The boss was thinking politics. That left the subordinates thinking in economic terms to suffer for it. They wanted to keep breathing, which meant they couldn't dig their heels in. They held their noses and signed off on the arrangement.
Daisy wore a serene smile as she put her name to a mountain of documents. In the end, she'd traded forty percent of Skye Data plus three hundred million dollars in cash—paid on the spot at signing—for fifteen percent of Hammer Industries and three percent of Typhon Group.
Combined with the loose shares she'd been scooping up on the open market, her personal portfolio now included: sixteen point one percent of Hammer Industries, three percent of Typhon Group, two point two percent of Stark Industries, sixty percent of the unlisted Skye Data, and thirty percent of Skye Pictures.
The Hammer Industries stake alone put three billion on her balance sheet, and the Typhon shares added another 1.5 billion. All paper wealth, of course—none of it liquid in the short term. If Hammer Industries went bankrupt, her shares would be worth exactly nothing. That was, in fact, the main reason the other side had agreed to the deal in the first place: everyone was in the same boat now, and she'd better start rowing.
Daisy had her doubts about letting Justin continue running the company. In her view, the former mob consigliere was better suited for the job—let Justin handle marketing and public relations, which was where his talents actually lay. But swapping leadership at this stage would be premature.
The company name wasn't changing either, not yet. Daisy wanted to gauge the outside world's reaction to her entry into the arms market. After all, weapons dealers didn't exactly enjoy sterling reputations.
Once Typhon Group's representatives had left the building, she got down to business.

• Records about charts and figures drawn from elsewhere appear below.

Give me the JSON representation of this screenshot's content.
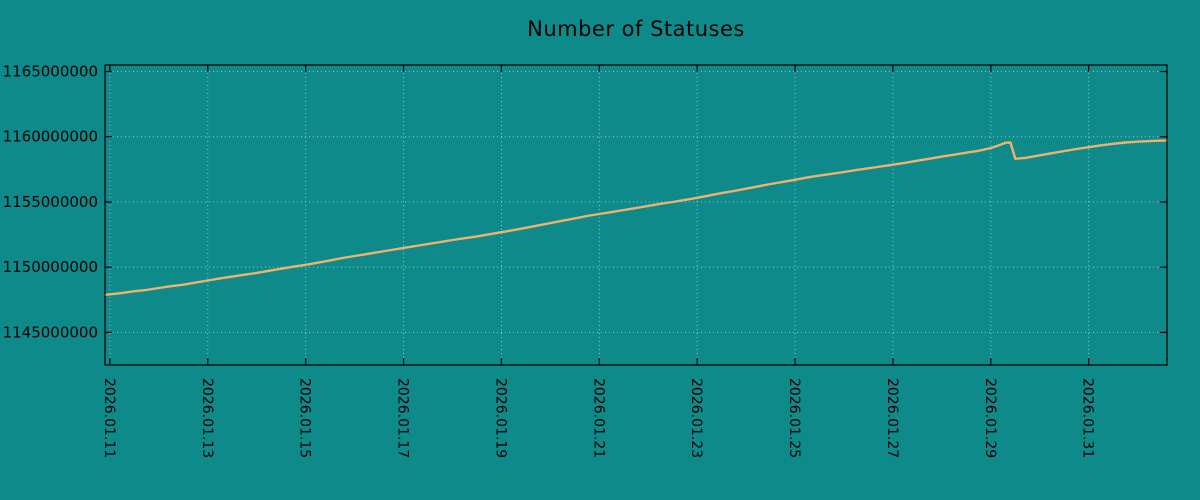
{
  "chart_data": {
    "type": "line",
    "title": "Number of Statuses",
    "background": "#0f8a8b",
    "plot_border_color": "#000000",
    "text_color": "#000000",
    "grid": {
      "show": true,
      "color": "#d9ecec",
      "opacity": 0.65,
      "dash": "1 3"
    },
    "x_axis": {
      "range_days": [
        10.9,
        32.6
      ],
      "ticks": [
        {
          "pos": 11,
          "label": "2026.01.11"
        },
        {
          "pos": 13,
          "label": "2026.01.13"
        },
        {
          "pos": 15,
          "label": "2026.01.15"
        },
        {
          "pos": 17,
          "label": "2026.01.17"
        },
        {
          "pos": 19,
          "label": "2026.01.19"
        },
        {
          "pos": 21,
          "label": "2026.01.21"
        },
        {
          "pos": 23,
          "label": "2026.01.23"
        },
        {
          "pos": 25,
          "label": "2026.01.25"
        },
        {
          "pos": 27,
          "label": "2026.01.27"
        },
        {
          "pos": 29,
          "label": "2026.01.29"
        },
        {
          "pos": 31,
          "label": "2026.01.31"
        }
      ]
    },
    "y_axis": {
      "range": [
        1142500000,
        1165500000
      ],
      "ticks": [
        {
          "value": 1145000000,
          "label": "1145000000"
        },
        {
          "value": 1150000000,
          "label": "1150000000"
        },
        {
          "value": 1155000000,
          "label": "1155000000"
        },
        {
          "value": 1160000000,
          "label": "1160000000"
        },
        {
          "value": 1165000000,
          "label": "1165000000"
        }
      ]
    },
    "series": [
      {
        "name": "statuses",
        "color": "#efb26e",
        "width": 2.4,
        "points": [
          [
            10.9,
            1147880000
          ],
          [
            11.0,
            1147920000
          ],
          [
            11.25,
            1148020000
          ],
          [
            11.5,
            1148160000
          ],
          [
            11.75,
            1148260000
          ],
          [
            12.0,
            1148400000
          ],
          [
            12.25,
            1148540000
          ],
          [
            12.5,
            1148660000
          ],
          [
            12.75,
            1148820000
          ],
          [
            13.0,
            1148980000
          ],
          [
            13.25,
            1149140000
          ],
          [
            13.5,
            1149280000
          ],
          [
            13.75,
            1149420000
          ],
          [
            14.0,
            1149560000
          ],
          [
            14.25,
            1149720000
          ],
          [
            14.5,
            1149880000
          ],
          [
            14.75,
            1150040000
          ],
          [
            15.0,
            1150180000
          ],
          [
            15.25,
            1150340000
          ],
          [
            15.5,
            1150520000
          ],
          [
            15.75,
            1150700000
          ],
          [
            16.0,
            1150860000
          ],
          [
            16.25,
            1151000000
          ],
          [
            16.5,
            1151160000
          ],
          [
            16.75,
            1151320000
          ],
          [
            17.0,
            1151480000
          ],
          [
            17.25,
            1151620000
          ],
          [
            17.5,
            1151780000
          ],
          [
            17.75,
            1151920000
          ],
          [
            18.0,
            1152080000
          ],
          [
            18.25,
            1152220000
          ],
          [
            18.5,
            1152360000
          ],
          [
            18.75,
            1152520000
          ],
          [
            19.0,
            1152680000
          ],
          [
            19.25,
            1152840000
          ],
          [
            19.5,
            1153020000
          ],
          [
            19.75,
            1153200000
          ],
          [
            20.0,
            1153380000
          ],
          [
            20.25,
            1153560000
          ],
          [
            20.5,
            1153740000
          ],
          [
            20.75,
            1153920000
          ],
          [
            21.0,
            1154080000
          ],
          [
            21.25,
            1154220000
          ],
          [
            21.5,
            1154380000
          ],
          [
            21.75,
            1154540000
          ],
          [
            22.0,
            1154700000
          ],
          [
            22.25,
            1154860000
          ],
          [
            22.5,
            1155000000
          ],
          [
            22.75,
            1155160000
          ],
          [
            23.0,
            1155320000
          ],
          [
            23.25,
            1155500000
          ],
          [
            23.5,
            1155680000
          ],
          [
            23.75,
            1155840000
          ],
          [
            24.0,
            1156020000
          ],
          [
            24.25,
            1156200000
          ],
          [
            24.5,
            1156380000
          ],
          [
            24.75,
            1156540000
          ],
          [
            25.0,
            1156700000
          ],
          [
            25.25,
            1156880000
          ],
          [
            25.5,
            1157020000
          ],
          [
            25.75,
            1157160000
          ],
          [
            26.0,
            1157300000
          ],
          [
            26.25,
            1157440000
          ],
          [
            26.5,
            1157580000
          ],
          [
            26.75,
            1157720000
          ],
          [
            27.0,
            1157860000
          ],
          [
            27.25,
            1158000000
          ],
          [
            27.5,
            1158160000
          ],
          [
            27.75,
            1158320000
          ],
          [
            28.0,
            1158480000
          ],
          [
            28.25,
            1158620000
          ],
          [
            28.5,
            1158780000
          ],
          [
            28.75,
            1158920000
          ],
          [
            29.0,
            1159140000
          ],
          [
            29.15,
            1159320000
          ],
          [
            29.3,
            1159540000
          ],
          [
            29.4,
            1159560000
          ],
          [
            29.5,
            1158320000
          ],
          [
            29.7,
            1158380000
          ],
          [
            30.0,
            1158580000
          ],
          [
            30.25,
            1158740000
          ],
          [
            30.5,
            1158900000
          ],
          [
            30.75,
            1159060000
          ],
          [
            31.0,
            1159200000
          ],
          [
            31.25,
            1159340000
          ],
          [
            31.5,
            1159460000
          ],
          [
            31.75,
            1159560000
          ],
          [
            32.0,
            1159620000
          ],
          [
            32.3,
            1159680000
          ],
          [
            32.6,
            1159720000
          ]
        ]
      }
    ]
  }
}
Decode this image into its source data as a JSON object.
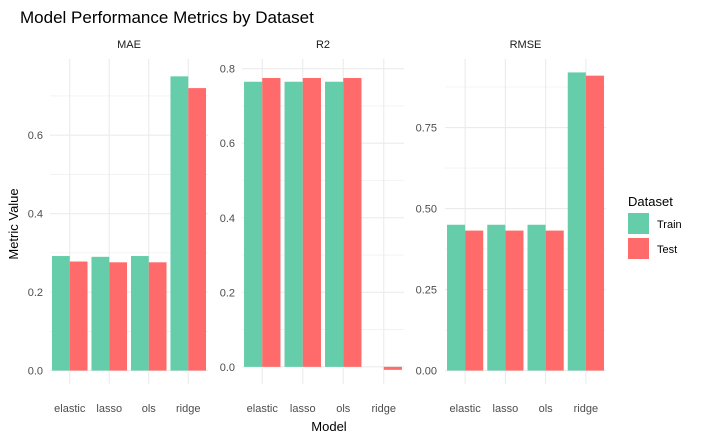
{
  "chart_data": {
    "type": "bar",
    "title": "Model Performance Metrics by Dataset",
    "xlabel": "Model",
    "ylabel": "Metric Value",
    "grid": true,
    "legend": {
      "title": "Dataset",
      "position": "right",
      "items": [
        "Train",
        "Test"
      ]
    },
    "colors": {
      "Train": "#66CDAA",
      "Test": "#FF6B6B",
      "grid": "#EBEBEB"
    },
    "categories": [
      "elastic",
      "lasso",
      "ols",
      "ridge"
    ],
    "panels": [
      {
        "name": "MAE",
        "ylim": [
          0,
          0.76
        ],
        "y_ticks": [
          0.0,
          0.2,
          0.4,
          0.6
        ],
        "y_tick_labels": [
          "0.0",
          "0.2",
          "0.4",
          "0.6"
        ],
        "series": [
          {
            "name": "Train",
            "values": [
              0.292,
              0.29,
              0.292,
              0.75
            ]
          },
          {
            "name": "Test",
            "values": [
              0.278,
              0.276,
              0.276,
              0.72
            ]
          }
        ]
      },
      {
        "name": "R2",
        "ylim": [
          -0.01,
          0.79
        ],
        "y_ticks": [
          0.0,
          0.2,
          0.4,
          0.6,
          0.8
        ],
        "y_tick_labels": [
          "0.0",
          "0.2",
          "0.4",
          "0.6",
          "0.8"
        ],
        "series": [
          {
            "name": "Train",
            "values": [
              0.765,
              0.765,
              0.765,
              0.0
            ]
          },
          {
            "name": "Test",
            "values": [
              0.775,
              0.775,
              0.775,
              -0.008
            ]
          }
        ]
      },
      {
        "name": "RMSE",
        "ylim": [
          0,
          0.92
        ],
        "y_ticks": [
          0.0,
          0.25,
          0.5,
          0.75
        ],
        "y_tick_labels": [
          "0.00",
          "0.25",
          "0.50",
          "0.75"
        ],
        "series": [
          {
            "name": "Train",
            "values": [
              0.45,
              0.45,
              0.45,
              0.92
            ]
          },
          {
            "name": "Test",
            "values": [
              0.432,
              0.432,
              0.432,
              0.91
            ]
          }
        ]
      }
    ]
  }
}
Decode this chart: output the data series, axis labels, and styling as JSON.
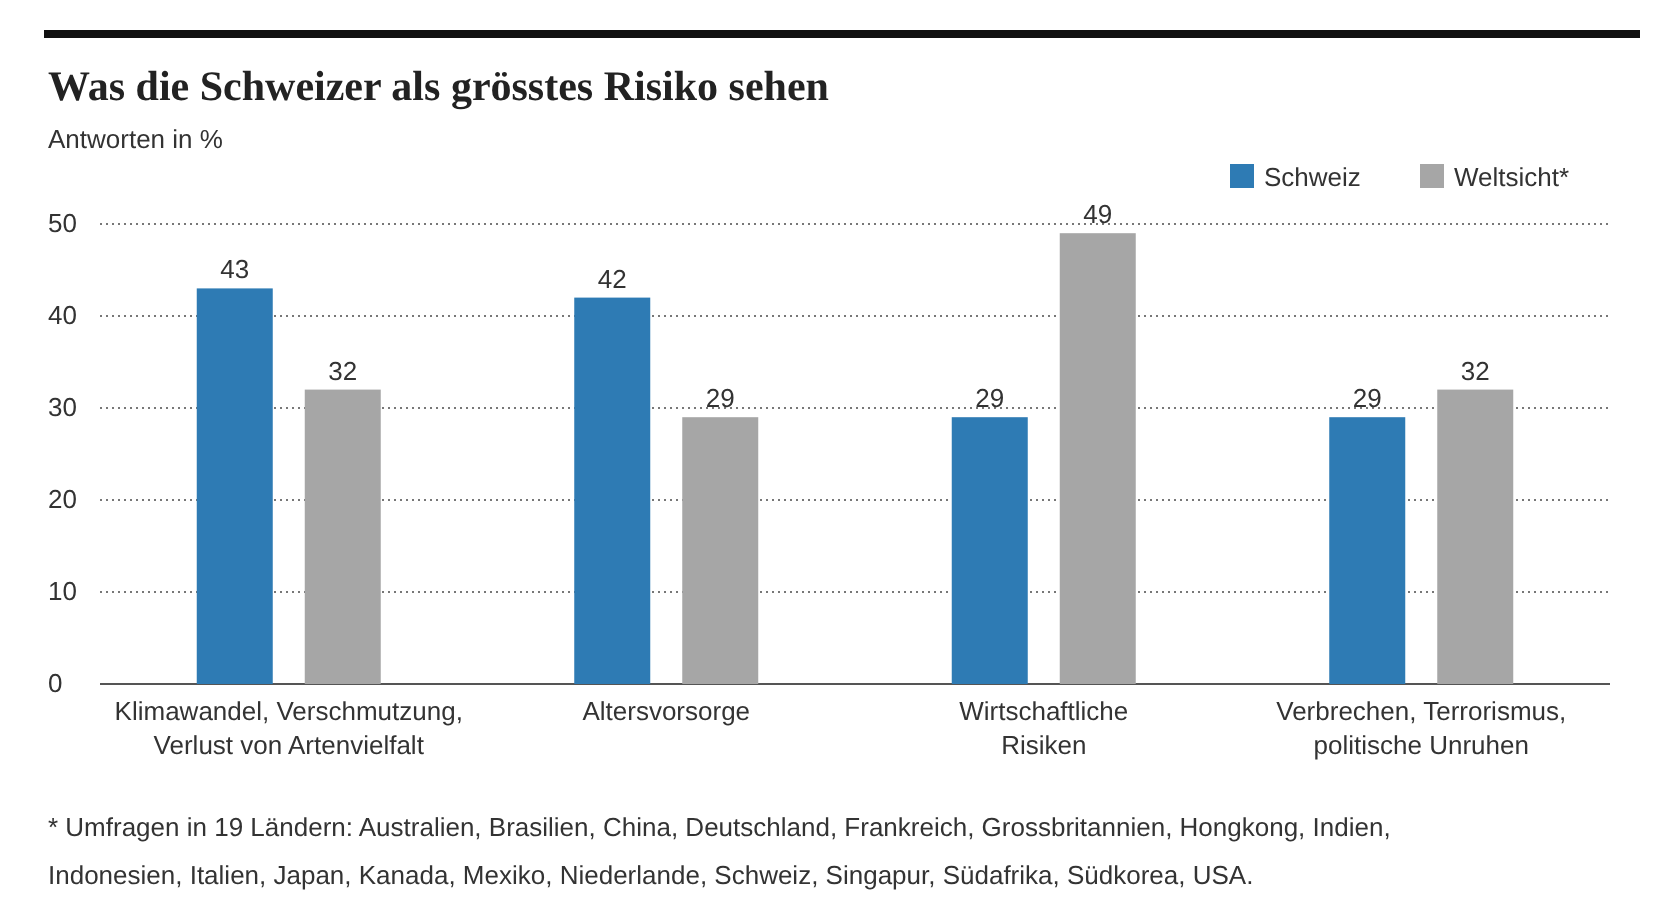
{
  "chart_data": {
    "type": "bar",
    "title": "Was die Schweizer als grösstes Risiko sehen",
    "ylabel": "Antworten in %",
    "categories": [
      "Klimawandel, Verschmutzung,\nVerlust von Artenvielfalt",
      "Altersvorsorge",
      "Wirtschaftliche\nRisiken",
      "Verbrechen, Terrorismus,\npolitische Unruhen"
    ],
    "series": [
      {
        "name": "Schweiz",
        "color": "#2e7bb4",
        "values": [
          43,
          42,
          29,
          29
        ]
      },
      {
        "name": "Weltsicht*",
        "color": "#a6a6a6",
        "values": [
          32,
          29,
          49,
          32
        ]
      }
    ],
    "ylim": [
      0,
      50
    ],
    "yticks": [
      0,
      10,
      20,
      30,
      40,
      50
    ],
    "grid": "y",
    "legend": "top right",
    "data_labels": true,
    "annotations": [
      "* Umfragen in 19 Ländern: Australien, Brasilien, China, Deutschland, Frankreich, Grossbritannien, Hongkong, Indien, Indonesien, Italien, Japan, Kanada, Mexiko, Niederlande, Schweiz, Singapur, Südafrika, Südkorea, USA."
    ]
  }
}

"Let me see your contract templates with the military." She was imperious about it, sending Justin to fetch the files like an errand boy.
His face was pure bewilderment. When exactly had he become an employee? But given the current power dynamics, he didn't have much room to push back. He went to the safe, opened it, and handed Daisy the preliminary letters of intent signed with the military.
She flipped through them at speed, building a rough picture.
"The military isn't actually asking us to build Iron Man suits, is it?" she said. "From what I know, every one of Tony's suits costs upward of five hundred million. There's no way to mass-produce them."
Justin thought she was getting cold feet. A flash of anger crossed his face. Daisy went on: "We don't have enough time. The Stark Expo is in fifteen days. You want me to modify twenty armored suits in that window? Forget me—you could dig up Howard Stark himself and he couldn't do it either."